Ou seja... tem-se esclerose e uma depressão por não se poder aproveitar o prazer de um café de vez em quando.
E cadáver de mamífero?!?!? Huh?!?

Só se pode comer peixe cozido sem pele. E na panela de pressão. Sempre ouvi dizer que os alimentos deveriam ser cozinhados devagar. Agora... cozer peixe numa panela de pressão. Só se for tubarão e mesmo assim... não sei se a sua carne será assim tão dura que não se desfaça ao fim de cinco minutos...

Agora a medicação:
Deitar 1cm de argila verde em pó num copo com água, todas as noites, e beber o líquido de manhã, em jejum, deitando fora a argila depositada (se ingerir um pouco, por descuido, não faz mal). Incluir sempre um pouco de cebola crua em pelo menos uma refeição ao longo do dia. Uma vez por semana, mastigar cerca de 2cm de talo de couve crua (galega ou semelhante). Manter a medicação a que se está habituado, até comprovar poder prescindir-se dela, mas reduzir ao máximo possível todos os analgésicos.

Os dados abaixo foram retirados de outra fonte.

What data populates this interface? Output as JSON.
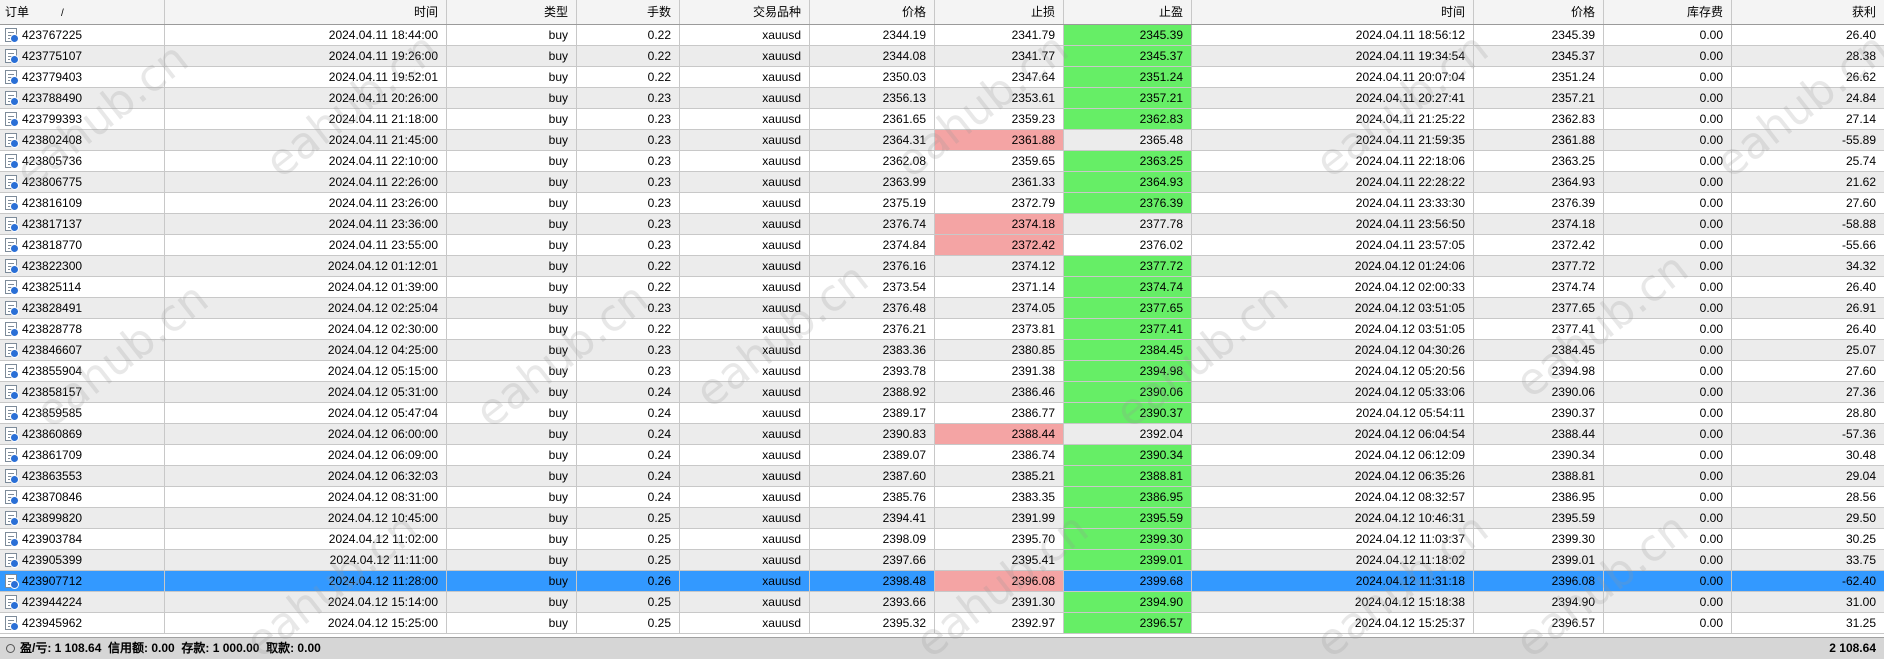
{
  "columns": {
    "order": "订单",
    "sort_indicator": "/",
    "time_open": "时间",
    "type": "类型",
    "lots": "手数",
    "symbol": "交易品种",
    "price_open": "价格",
    "sl": "止损",
    "tp": "止盈",
    "time_close": "时间",
    "price_close": "价格",
    "swap": "库存费",
    "profit": "获利"
  },
  "colors": {
    "tp_hit": "#66ee66",
    "sl_hit": "#f4a4a4",
    "selected_row": "#3399ff"
  },
  "icons": {
    "row_icon": "document-icon",
    "summary_icon": "circle-icon"
  },
  "selected_index": 26,
  "rows": [
    {
      "order": "423767225",
      "time_open": "2024.04.11 18:44:00",
      "type": "buy",
      "lots": "0.22",
      "symbol": "xauusd",
      "price_open": "2344.19",
      "sl": "2341.79",
      "tp": "2345.39",
      "time_close": "2024.04.11 18:56:12",
      "price_close": "2345.39",
      "swap": "0.00",
      "profit": "26.40",
      "hit": "tp"
    },
    {
      "order": "423775107",
      "time_open": "2024.04.11 19:26:00",
      "type": "buy",
      "lots": "0.22",
      "symbol": "xauusd",
      "price_open": "2344.08",
      "sl": "2341.77",
      "tp": "2345.37",
      "time_close": "2024.04.11 19:34:54",
      "price_close": "2345.37",
      "swap": "0.00",
      "profit": "28.38",
      "hit": "tp"
    },
    {
      "order": "423779403",
      "time_open": "2024.04.11 19:52:01",
      "type": "buy",
      "lots": "0.22",
      "symbol": "xauusd",
      "price_open": "2350.03",
      "sl": "2347.64",
      "tp": "2351.24",
      "time_close": "2024.04.11 20:07:04",
      "price_close": "2351.24",
      "swap": "0.00",
      "profit": "26.62",
      "hit": "tp"
    },
    {
      "order": "423788490",
      "time_open": "2024.04.11 20:26:00",
      "type": "buy",
      "lots": "0.23",
      "symbol": "xauusd",
      "price_open": "2356.13",
      "sl": "2353.61",
      "tp": "2357.21",
      "time_close": "2024.04.11 20:27:41",
      "price_close": "2357.21",
      "swap": "0.00",
      "profit": "24.84",
      "hit": "tp"
    },
    {
      "order": "423799393",
      "time_open": "2024.04.11 21:18:00",
      "type": "buy",
      "lots": "0.23",
      "symbol": "xauusd",
      "price_open": "2361.65",
      "sl": "2359.23",
      "tp": "2362.83",
      "time_close": "2024.04.11 21:25:22",
      "price_close": "2362.83",
      "swap": "0.00",
      "profit": "27.14",
      "hit": "tp"
    },
    {
      "order": "423802408",
      "time_open": "2024.04.11 21:45:00",
      "type": "buy",
      "lots": "0.23",
      "symbol": "xauusd",
      "price_open": "2364.31",
      "sl": "2361.88",
      "tp": "2365.48",
      "time_close": "2024.04.11 21:59:35",
      "price_close": "2361.88",
      "swap": "0.00",
      "profit": "-55.89",
      "hit": "sl"
    },
    {
      "order": "423805736",
      "time_open": "2024.04.11 22:10:00",
      "type": "buy",
      "lots": "0.23",
      "symbol": "xauusd",
      "price_open": "2362.08",
      "sl": "2359.65",
      "tp": "2363.25",
      "time_close": "2024.04.11 22:18:06",
      "price_close": "2363.25",
      "swap": "0.00",
      "profit": "25.74",
      "hit": "tp"
    },
    {
      "order": "423806775",
      "time_open": "2024.04.11 22:26:00",
      "type": "buy",
      "lots": "0.23",
      "symbol": "xauusd",
      "price_open": "2363.99",
      "sl": "2361.33",
      "tp": "2364.93",
      "time_close": "2024.04.11 22:28:22",
      "price_close": "2364.93",
      "swap": "0.00",
      "profit": "21.62",
      "hit": "tp"
    },
    {
      "order": "423816109",
      "time_open": "2024.04.11 23:26:00",
      "type": "buy",
      "lots": "0.23",
      "symbol": "xauusd",
      "price_open": "2375.19",
      "sl": "2372.79",
      "tp": "2376.39",
      "time_close": "2024.04.11 23:33:30",
      "price_close": "2376.39",
      "swap": "0.00",
      "profit": "27.60",
      "hit": "tp"
    },
    {
      "order": "423817137",
      "time_open": "2024.04.11 23:36:00",
      "type": "buy",
      "lots": "0.23",
      "symbol": "xauusd",
      "price_open": "2376.74",
      "sl": "2374.18",
      "tp": "2377.78",
      "time_close": "2024.04.11 23:56:50",
      "price_close": "2374.18",
      "swap": "0.00",
      "profit": "-58.88",
      "hit": "sl"
    },
    {
      "order": "423818770",
      "time_open": "2024.04.11 23:55:00",
      "type": "buy",
      "lots": "0.23",
      "symbol": "xauusd",
      "price_open": "2374.84",
      "sl": "2372.42",
      "tp": "2376.02",
      "time_close": "2024.04.11 23:57:05",
      "price_close": "2372.42",
      "swap": "0.00",
      "profit": "-55.66",
      "hit": "sl"
    },
    {
      "order": "423822300",
      "time_open": "2024.04.12 01:12:01",
      "type": "buy",
      "lots": "0.22",
      "symbol": "xauusd",
      "price_open": "2376.16",
      "sl": "2374.12",
      "tp": "2377.72",
      "time_close": "2024.04.12 01:24:06",
      "price_close": "2377.72",
      "swap": "0.00",
      "profit": "34.32",
      "hit": "tp"
    },
    {
      "order": "423825114",
      "time_open": "2024.04.12 01:39:00",
      "type": "buy",
      "lots": "0.22",
      "symbol": "xauusd",
      "price_open": "2373.54",
      "sl": "2371.14",
      "tp": "2374.74",
      "time_close": "2024.04.12 02:00:33",
      "price_close": "2374.74",
      "swap": "0.00",
      "profit": "26.40",
      "hit": "tp"
    },
    {
      "order": "423828491",
      "time_open": "2024.04.12 02:25:04",
      "type": "buy",
      "lots": "0.23",
      "symbol": "xauusd",
      "price_open": "2376.48",
      "sl": "2374.05",
      "tp": "2377.65",
      "time_close": "2024.04.12 03:51:05",
      "price_close": "2377.65",
      "swap": "0.00",
      "profit": "26.91",
      "hit": "tp"
    },
    {
      "order": "423828778",
      "time_open": "2024.04.12 02:30:00",
      "type": "buy",
      "lots": "0.22",
      "symbol": "xauusd",
      "price_open": "2376.21",
      "sl": "2373.81",
      "tp": "2377.41",
      "time_close": "2024.04.12 03:51:05",
      "price_close": "2377.41",
      "swap": "0.00",
      "profit": "26.40",
      "hit": "tp"
    },
    {
      "order": "423846607",
      "time_open": "2024.04.12 04:25:00",
      "type": "buy",
      "lots": "0.23",
      "symbol": "xauusd",
      "price_open": "2383.36",
      "sl": "2380.85",
      "tp": "2384.45",
      "time_close": "2024.04.12 04:30:26",
      "price_close": "2384.45",
      "swap": "0.00",
      "profit": "25.07",
      "hit": "tp"
    },
    {
      "order": "423855904",
      "time_open": "2024.04.12 05:15:00",
      "type": "buy",
      "lots": "0.23",
      "symbol": "xauusd",
      "price_open": "2393.78",
      "sl": "2391.38",
      "tp": "2394.98",
      "time_close": "2024.04.12 05:20:56",
      "price_close": "2394.98",
      "swap": "0.00",
      "profit": "27.60",
      "hit": "tp"
    },
    {
      "order": "423858157",
      "time_open": "2024.04.12 05:31:00",
      "type": "buy",
      "lots": "0.24",
      "symbol": "xauusd",
      "price_open": "2388.92",
      "sl": "2386.46",
      "tp": "2390.06",
      "time_close": "2024.04.12 05:33:06",
      "price_close": "2390.06",
      "swap": "0.00",
      "profit": "27.36",
      "hit": "tp"
    },
    {
      "order": "423859585",
      "time_open": "2024.04.12 05:47:04",
      "type": "buy",
      "lots": "0.24",
      "symbol": "xauusd",
      "price_open": "2389.17",
      "sl": "2386.77",
      "tp": "2390.37",
      "time_close": "2024.04.12 05:54:11",
      "price_close": "2390.37",
      "swap": "0.00",
      "profit": "28.80",
      "hit": "tp"
    },
    {
      "order": "423860869",
      "time_open": "2024.04.12 06:00:00",
      "type": "buy",
      "lots": "0.24",
      "symbol": "xauusd",
      "price_open": "2390.83",
      "sl": "2388.44",
      "tp": "2392.04",
      "time_close": "2024.04.12 06:04:54",
      "price_close": "2388.44",
      "swap": "0.00",
      "profit": "-57.36",
      "hit": "sl"
    },
    {
      "order": "423861709",
      "time_open": "2024.04.12 06:09:00",
      "type": "buy",
      "lots": "0.24",
      "symbol": "xauusd",
      "price_open": "2389.07",
      "sl": "2386.74",
      "tp": "2390.34",
      "time_close": "2024.04.12 06:12:09",
      "price_close": "2390.34",
      "swap": "0.00",
      "profit": "30.48",
      "hit": "tp"
    },
    {
      "order": "423863553",
      "time_open": "2024.04.12 06:32:03",
      "type": "buy",
      "lots": "0.24",
      "symbol": "xauusd",
      "price_open": "2387.60",
      "sl": "2385.21",
      "tp": "2388.81",
      "time_close": "2024.04.12 06:35:26",
      "price_close": "2388.81",
      "swap": "0.00",
      "profit": "29.04",
      "hit": "tp"
    },
    {
      "order": "423870846",
      "time_open": "2024.04.12 08:31:00",
      "type": "buy",
      "lots": "0.24",
      "symbol": "xauusd",
      "price_open": "2385.76",
      "sl": "2383.35",
      "tp": "2386.95",
      "time_close": "2024.04.12 08:32:57",
      "price_close": "2386.95",
      "swap": "0.00",
      "profit": "28.56",
      "hit": "tp"
    },
    {
      "order": "423899820",
      "time_open": "2024.04.12 10:45:00",
      "type": "buy",
      "lots": "0.25",
      "symbol": "xauusd",
      "price_open": "2394.41",
      "sl": "2391.99",
      "tp": "2395.59",
      "time_close": "2024.04.12 10:46:31",
      "price_close": "2395.59",
      "swap": "0.00",
      "profit": "29.50",
      "hit": "tp"
    },
    {
      "order": "423903784",
      "time_open": "2024.04.12 11:02:00",
      "type": "buy",
      "lots": "0.25",
      "symbol": "xauusd",
      "price_open": "2398.09",
      "sl": "2395.70",
      "tp": "2399.30",
      "time_close": "2024.04.12 11:03:37",
      "price_close": "2399.30",
      "swap": "0.00",
      "profit": "30.25",
      "hit": "tp"
    },
    {
      "order": "423905399",
      "time_open": "2024.04.12 11:11:00",
      "type": "buy",
      "lots": "0.25",
      "symbol": "xauusd",
      "price_open": "2397.66",
      "sl": "2395.41",
      "tp": "2399.01",
      "time_close": "2024.04.12 11:18:02",
      "price_close": "2399.01",
      "swap": "0.00",
      "profit": "33.75",
      "hit": "tp"
    },
    {
      "order": "423907712",
      "time_open": "2024.04.12 11:28:00",
      "type": "buy",
      "lots": "0.26",
      "symbol": "xauusd",
      "price_open": "2398.48",
      "sl": "2396.08",
      "tp": "2399.68",
      "time_close": "2024.04.12 11:31:18",
      "price_close": "2396.08",
      "swap": "0.00",
      "profit": "-62.40",
      "hit": "sl"
    },
    {
      "order": "423944224",
      "time_open": "2024.04.12 15:14:00",
      "type": "buy",
      "lots": "0.25",
      "symbol": "xauusd",
      "price_open": "2393.66",
      "sl": "2391.30",
      "tp": "2394.90",
      "time_close": "2024.04.12 15:18:38",
      "price_close": "2394.90",
      "swap": "0.00",
      "profit": "31.00",
      "hit": "tp"
    },
    {
      "order": "423945962",
      "time_open": "2024.04.12 15:25:00",
      "type": "buy",
      "lots": "0.25",
      "symbol": "xauusd",
      "price_open": "2395.32",
      "sl": "2392.97",
      "tp": "2396.57",
      "time_close": "2024.04.12 15:25:37",
      "price_close": "2396.57",
      "swap": "0.00",
      "profit": "31.25",
      "hit": "tp"
    }
  ],
  "summary": {
    "text": "盈/亏: 1 108.64  信用额: 0.00  存款: 1 000.00  取款: 0.00",
    "total": "2 108.64"
  },
  "watermark": "eahub.cn"
}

Não vejo onde é que cebola e um talo de couve são medicamentos. E gostava de saber que efeito têm as couves na estagnação da doença. Ou será que são as couves em conjunto com os electrochoques que ele recomenda... Ele que os leve. Enfie um electrodo num sítio que eu cá sei... a ver se gosta das teorias...

O melhor que o meu médico me disse foi para eu não mudar o meu estilo de vida. A sério... quando comecei a assimilar que tinha que viver com esta merda, comecei a deprimir com a hipótese de ter que cortar com certas comidas, bebidas... ele disse-me  és nova, a doença está num estádio "bom". Tens que assimilar a doença, a medicação e os efietos secundários. Mudar o teu estilo de vida seria mau. Mantém-te como estás. Se for preciso fazê-lo no futuro, logo veremos como é. 

A sério... esta gente que vem para rua com cada teoria... já desisti outra vez de procurar informação... é que este... de médico... não me parece... e eu desanimei!